On the Hallucination in Simultaneous Machine Translation
Meizhi Zhong, Kehai Chen, Zhengshan Xue, Lemao Liu, Mingming Yang, Min Zhang
TL;DR
This paper investigates hallucination in Simultaneous Machine Translation (SiMT) by analyzing hallucination words through distributional and predictive lenses and by quantifying target-side context usage with a new metric, TSSR. Using Wait-$k$ policies on IWSLT14 De-En and MuST-C Zh-En, the study finds hallucination words exhibit high distribution entropy and high predictive uncertainty, partly due to limited source context. It shows a strong link between target-context reliance and hallucination, and demonstrates that reducing target-context usage via scheduled sampling can modestly improve BLEU and reduce hallucination rates at low latency. The findings offer a practical avenue for mitigating hallucination in SiMT by balancing context usage, while noting limitations related to policy scope and potential alignment biases.
Abstract
It is widely known that hallucination is a critical issue in Simultaneous Machine Translation (SiMT) due to the absence of source-side information.
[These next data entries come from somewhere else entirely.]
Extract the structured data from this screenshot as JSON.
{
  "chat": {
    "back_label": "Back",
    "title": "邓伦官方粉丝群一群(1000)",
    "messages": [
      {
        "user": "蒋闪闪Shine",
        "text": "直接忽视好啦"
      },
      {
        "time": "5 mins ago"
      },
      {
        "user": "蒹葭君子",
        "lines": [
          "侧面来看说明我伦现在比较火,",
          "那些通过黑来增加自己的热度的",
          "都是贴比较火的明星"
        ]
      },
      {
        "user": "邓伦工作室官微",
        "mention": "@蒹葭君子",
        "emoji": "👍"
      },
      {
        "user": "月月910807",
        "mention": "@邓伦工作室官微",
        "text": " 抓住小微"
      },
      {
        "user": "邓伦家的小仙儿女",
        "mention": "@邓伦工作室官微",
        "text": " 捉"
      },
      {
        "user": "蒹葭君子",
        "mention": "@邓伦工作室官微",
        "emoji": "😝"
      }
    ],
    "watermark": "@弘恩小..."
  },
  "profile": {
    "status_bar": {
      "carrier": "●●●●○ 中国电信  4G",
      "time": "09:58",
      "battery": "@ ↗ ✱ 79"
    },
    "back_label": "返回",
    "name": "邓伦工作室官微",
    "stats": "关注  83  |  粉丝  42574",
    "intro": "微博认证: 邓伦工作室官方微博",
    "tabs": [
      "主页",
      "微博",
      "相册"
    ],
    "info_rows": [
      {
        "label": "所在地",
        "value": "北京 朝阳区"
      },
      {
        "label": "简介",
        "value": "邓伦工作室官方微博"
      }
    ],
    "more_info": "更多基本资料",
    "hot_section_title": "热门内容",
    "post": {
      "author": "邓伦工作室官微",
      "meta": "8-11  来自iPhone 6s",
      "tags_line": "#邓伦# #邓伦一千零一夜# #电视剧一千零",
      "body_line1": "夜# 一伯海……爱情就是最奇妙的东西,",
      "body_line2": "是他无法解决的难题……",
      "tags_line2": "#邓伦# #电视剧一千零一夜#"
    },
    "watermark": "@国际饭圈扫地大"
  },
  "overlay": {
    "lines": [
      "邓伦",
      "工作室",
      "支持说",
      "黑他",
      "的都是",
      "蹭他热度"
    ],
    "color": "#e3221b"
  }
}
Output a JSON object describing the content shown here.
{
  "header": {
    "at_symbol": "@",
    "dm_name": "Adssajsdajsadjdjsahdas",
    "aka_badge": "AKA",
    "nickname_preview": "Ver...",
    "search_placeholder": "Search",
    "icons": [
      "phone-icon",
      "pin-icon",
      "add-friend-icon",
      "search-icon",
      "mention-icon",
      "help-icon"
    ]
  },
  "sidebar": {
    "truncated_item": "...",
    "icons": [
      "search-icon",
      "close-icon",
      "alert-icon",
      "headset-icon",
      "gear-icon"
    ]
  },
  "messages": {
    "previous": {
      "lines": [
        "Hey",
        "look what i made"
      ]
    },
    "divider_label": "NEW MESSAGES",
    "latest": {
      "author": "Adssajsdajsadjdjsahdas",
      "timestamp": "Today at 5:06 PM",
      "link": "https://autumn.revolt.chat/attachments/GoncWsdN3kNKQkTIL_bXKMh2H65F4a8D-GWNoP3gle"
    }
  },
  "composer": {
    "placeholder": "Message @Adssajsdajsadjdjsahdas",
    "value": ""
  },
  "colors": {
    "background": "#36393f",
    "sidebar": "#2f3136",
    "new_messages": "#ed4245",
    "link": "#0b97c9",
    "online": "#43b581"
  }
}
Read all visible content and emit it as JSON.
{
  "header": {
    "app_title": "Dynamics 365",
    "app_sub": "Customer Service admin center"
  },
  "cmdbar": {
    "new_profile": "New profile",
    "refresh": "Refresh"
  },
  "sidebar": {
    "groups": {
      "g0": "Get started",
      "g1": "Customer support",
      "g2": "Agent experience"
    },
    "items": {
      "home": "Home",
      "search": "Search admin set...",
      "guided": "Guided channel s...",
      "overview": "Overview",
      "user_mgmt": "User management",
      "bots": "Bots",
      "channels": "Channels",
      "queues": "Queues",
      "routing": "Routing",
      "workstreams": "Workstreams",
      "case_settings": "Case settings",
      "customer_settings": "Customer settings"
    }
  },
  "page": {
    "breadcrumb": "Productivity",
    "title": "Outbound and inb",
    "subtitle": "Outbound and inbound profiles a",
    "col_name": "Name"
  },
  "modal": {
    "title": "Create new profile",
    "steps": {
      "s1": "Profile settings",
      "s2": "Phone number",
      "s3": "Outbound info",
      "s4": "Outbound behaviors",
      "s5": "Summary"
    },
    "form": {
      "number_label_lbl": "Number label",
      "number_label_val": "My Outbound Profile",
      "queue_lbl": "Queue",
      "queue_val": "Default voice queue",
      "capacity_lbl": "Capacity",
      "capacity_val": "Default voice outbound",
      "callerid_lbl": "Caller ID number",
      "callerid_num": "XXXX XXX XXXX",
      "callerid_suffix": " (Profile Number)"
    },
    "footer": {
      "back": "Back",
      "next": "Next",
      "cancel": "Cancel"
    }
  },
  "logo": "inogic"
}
While many efforts have been made to enhance performance for SiMT, few of them attempt to understand and analyze hallucination in SiMT. Therefore, we conduct a comprehensive analysis of hallucination in SiMT from two perspectives: understanding the distribution of hallucination words and the target-side context usage of them. Intensive experiments demonstrate some valuable findings and particularly show that it is possible to alleviate hallucination by decreasing the over usage of target-side information for SiMT.